Generate a report based on the ClinVar variant database.
This code is a slightly modified and stand alone version of the report generation from the Genevieve project.
You'll need a local copy of the clinvar.vcf
file from ftp://ftp.ncbi.nlm.nih.gov/pub/clinvar/vcf_GRCh37/clinvar.vcf.gz .

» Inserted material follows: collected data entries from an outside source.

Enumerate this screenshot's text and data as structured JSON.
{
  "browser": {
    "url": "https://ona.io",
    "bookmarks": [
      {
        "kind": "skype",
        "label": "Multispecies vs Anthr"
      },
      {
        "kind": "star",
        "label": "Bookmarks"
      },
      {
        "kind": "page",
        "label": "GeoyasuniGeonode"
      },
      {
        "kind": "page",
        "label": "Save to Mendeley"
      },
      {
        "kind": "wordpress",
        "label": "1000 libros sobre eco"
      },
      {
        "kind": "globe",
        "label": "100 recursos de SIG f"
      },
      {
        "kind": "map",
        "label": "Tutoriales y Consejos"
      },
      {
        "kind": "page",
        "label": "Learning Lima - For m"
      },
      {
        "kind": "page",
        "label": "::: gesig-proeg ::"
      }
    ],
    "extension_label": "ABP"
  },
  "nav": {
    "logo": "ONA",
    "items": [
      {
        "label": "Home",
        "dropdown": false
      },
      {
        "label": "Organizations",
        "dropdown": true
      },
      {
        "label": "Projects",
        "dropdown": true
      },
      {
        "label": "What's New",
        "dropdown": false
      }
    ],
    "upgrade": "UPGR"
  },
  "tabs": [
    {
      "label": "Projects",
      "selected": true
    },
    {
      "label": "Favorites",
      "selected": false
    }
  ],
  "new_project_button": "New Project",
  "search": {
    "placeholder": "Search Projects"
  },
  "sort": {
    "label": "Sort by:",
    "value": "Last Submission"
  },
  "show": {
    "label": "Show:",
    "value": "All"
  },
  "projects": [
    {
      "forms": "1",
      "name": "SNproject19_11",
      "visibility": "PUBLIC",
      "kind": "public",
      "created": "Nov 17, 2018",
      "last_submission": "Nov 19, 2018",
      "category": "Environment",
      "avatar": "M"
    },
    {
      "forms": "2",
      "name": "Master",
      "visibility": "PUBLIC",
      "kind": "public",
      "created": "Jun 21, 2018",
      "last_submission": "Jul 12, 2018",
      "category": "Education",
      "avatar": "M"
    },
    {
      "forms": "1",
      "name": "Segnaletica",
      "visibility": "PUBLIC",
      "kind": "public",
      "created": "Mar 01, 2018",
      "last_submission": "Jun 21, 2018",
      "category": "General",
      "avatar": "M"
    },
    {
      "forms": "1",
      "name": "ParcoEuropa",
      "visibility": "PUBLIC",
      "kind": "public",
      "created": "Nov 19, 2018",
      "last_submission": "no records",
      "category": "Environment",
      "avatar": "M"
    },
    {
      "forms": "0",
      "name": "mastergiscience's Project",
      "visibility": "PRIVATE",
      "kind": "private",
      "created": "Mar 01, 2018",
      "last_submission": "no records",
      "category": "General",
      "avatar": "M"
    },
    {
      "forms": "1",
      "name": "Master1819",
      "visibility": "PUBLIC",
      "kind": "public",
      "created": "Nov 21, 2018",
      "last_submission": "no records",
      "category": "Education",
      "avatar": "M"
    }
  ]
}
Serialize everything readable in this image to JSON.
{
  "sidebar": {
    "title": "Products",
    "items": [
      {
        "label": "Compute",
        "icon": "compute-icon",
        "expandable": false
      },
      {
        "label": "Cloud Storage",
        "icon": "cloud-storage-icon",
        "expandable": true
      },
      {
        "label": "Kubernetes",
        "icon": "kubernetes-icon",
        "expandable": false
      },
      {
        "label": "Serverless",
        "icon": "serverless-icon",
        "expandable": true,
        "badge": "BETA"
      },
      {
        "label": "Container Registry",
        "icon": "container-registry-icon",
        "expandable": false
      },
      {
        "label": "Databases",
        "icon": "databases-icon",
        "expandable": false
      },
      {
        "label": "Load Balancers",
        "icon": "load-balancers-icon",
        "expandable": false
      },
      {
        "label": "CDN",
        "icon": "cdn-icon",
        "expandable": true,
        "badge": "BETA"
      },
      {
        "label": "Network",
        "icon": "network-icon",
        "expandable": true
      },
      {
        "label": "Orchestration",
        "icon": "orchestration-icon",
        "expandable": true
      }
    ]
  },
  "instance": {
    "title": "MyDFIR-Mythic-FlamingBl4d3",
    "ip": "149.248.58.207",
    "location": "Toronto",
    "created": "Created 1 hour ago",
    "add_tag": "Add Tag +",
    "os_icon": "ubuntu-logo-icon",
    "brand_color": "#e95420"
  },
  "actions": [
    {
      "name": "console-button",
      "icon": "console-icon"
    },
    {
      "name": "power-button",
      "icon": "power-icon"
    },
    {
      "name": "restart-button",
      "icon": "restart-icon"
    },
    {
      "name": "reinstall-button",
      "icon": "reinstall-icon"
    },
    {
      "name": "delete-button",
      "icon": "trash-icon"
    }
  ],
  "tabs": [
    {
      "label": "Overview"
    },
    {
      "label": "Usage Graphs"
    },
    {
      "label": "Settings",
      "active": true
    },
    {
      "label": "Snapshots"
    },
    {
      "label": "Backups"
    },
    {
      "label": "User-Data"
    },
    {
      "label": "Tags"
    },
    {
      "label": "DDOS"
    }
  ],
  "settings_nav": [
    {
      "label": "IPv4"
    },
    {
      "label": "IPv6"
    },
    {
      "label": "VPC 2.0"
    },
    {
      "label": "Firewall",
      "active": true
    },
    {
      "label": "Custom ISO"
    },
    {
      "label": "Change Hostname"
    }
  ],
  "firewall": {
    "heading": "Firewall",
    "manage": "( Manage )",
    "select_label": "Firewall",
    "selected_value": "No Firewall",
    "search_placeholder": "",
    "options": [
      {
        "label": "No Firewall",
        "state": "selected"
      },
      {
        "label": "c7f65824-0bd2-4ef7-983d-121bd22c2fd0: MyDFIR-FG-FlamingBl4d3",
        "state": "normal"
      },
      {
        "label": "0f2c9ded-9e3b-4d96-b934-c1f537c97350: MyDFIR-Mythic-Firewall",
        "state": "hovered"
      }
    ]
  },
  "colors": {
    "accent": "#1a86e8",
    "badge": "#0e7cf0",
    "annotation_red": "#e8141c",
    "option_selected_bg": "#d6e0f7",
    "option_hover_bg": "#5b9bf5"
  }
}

You can either download this yourself or run the setup.sh
script provided.
$ ./setup.sh
********************************************************************************
This script will now download the latest clinvar.vcf.gz data, decompress it,
and put it in the data/ directory....
********************************************************************************
...
Fetching the latest clinvar.vcf.gz file from ftp://ftp.ncbi.nlm.nih.gov/pub/clinvar/vcf_GRCh37/clinvar.vcf.gz
...
decompressing...
...
********************************************************************************
Assuming the clinvar.vcf file is downloaded and ready, you can generate a test
report on the sample data provided by issuing the following command:
./src/clinvar_report.py -C data/clinvar.vcf -i data/abe.vcf
********************************************************************************
A sample VCF file is provided, abe.vcf
, that you can do a test run on:
$ ./src/clinvar_report.py -C data/clinvar.vcf -i data/abe.vcf
Which will produce output like the following:
Chromosome,Position,Name,Significance,Frequency,Zygosity,ACC URL
1,45444038,not_specified,other,0.2965,Het,http://www.ncbi.nlm.nih.gov/clinvar/RCV000081999.4
1,46660295,not_specified,other,0.3335,Het,http://www.ncbi.nlm.nih.gov/clinvar/RCV000081805.4
1,46870761,Drug_addiction\x2c_susceptibility_to,other,0.2616,Het,http://www.ncbi.nlm.nih.gov/clinvar/RCV000007116.2
1,70904800,Homocysteine\x2c_total_plasma\x2c_elevated,pathogenic,0.2053,Het,http://www.ncbi.nlm.nih.gov/clinvar/RCV000003075.1
1,154426970,Serum_level_of_interleukin-6_soluble_receptor,other,0.2931,Het,http://www.ncbi.nlm.nih.gov/clinvar/RCV000015767.1
1,156105028,not_specified,other,0.1931,Het,http://www.ncbi.nlm.nih.gov/clinvar/RCV000041374.5
1,156106185,not_specified,other,0.2492,Het,http://www.ncbi.nlm.nih.gov/clinvar/RCV000041315.5
1,156107534,not_specified,other,0.2202,Het,http://www.ncbi.nlm.nih.gov/clinvar/RCV000041327.4
1,161009523,Hyperlipidemia\x2c_familial_combined\x2c_susceptibility_to,other,0.1703,Het,http://www.ncbi.nlm.nih.gov/clinvar/RCV000013088.1
...
See the LICENSE.txt for details. The VCF file, abe.vcf (and abe-sample-report.json) are provided under a CC0 license.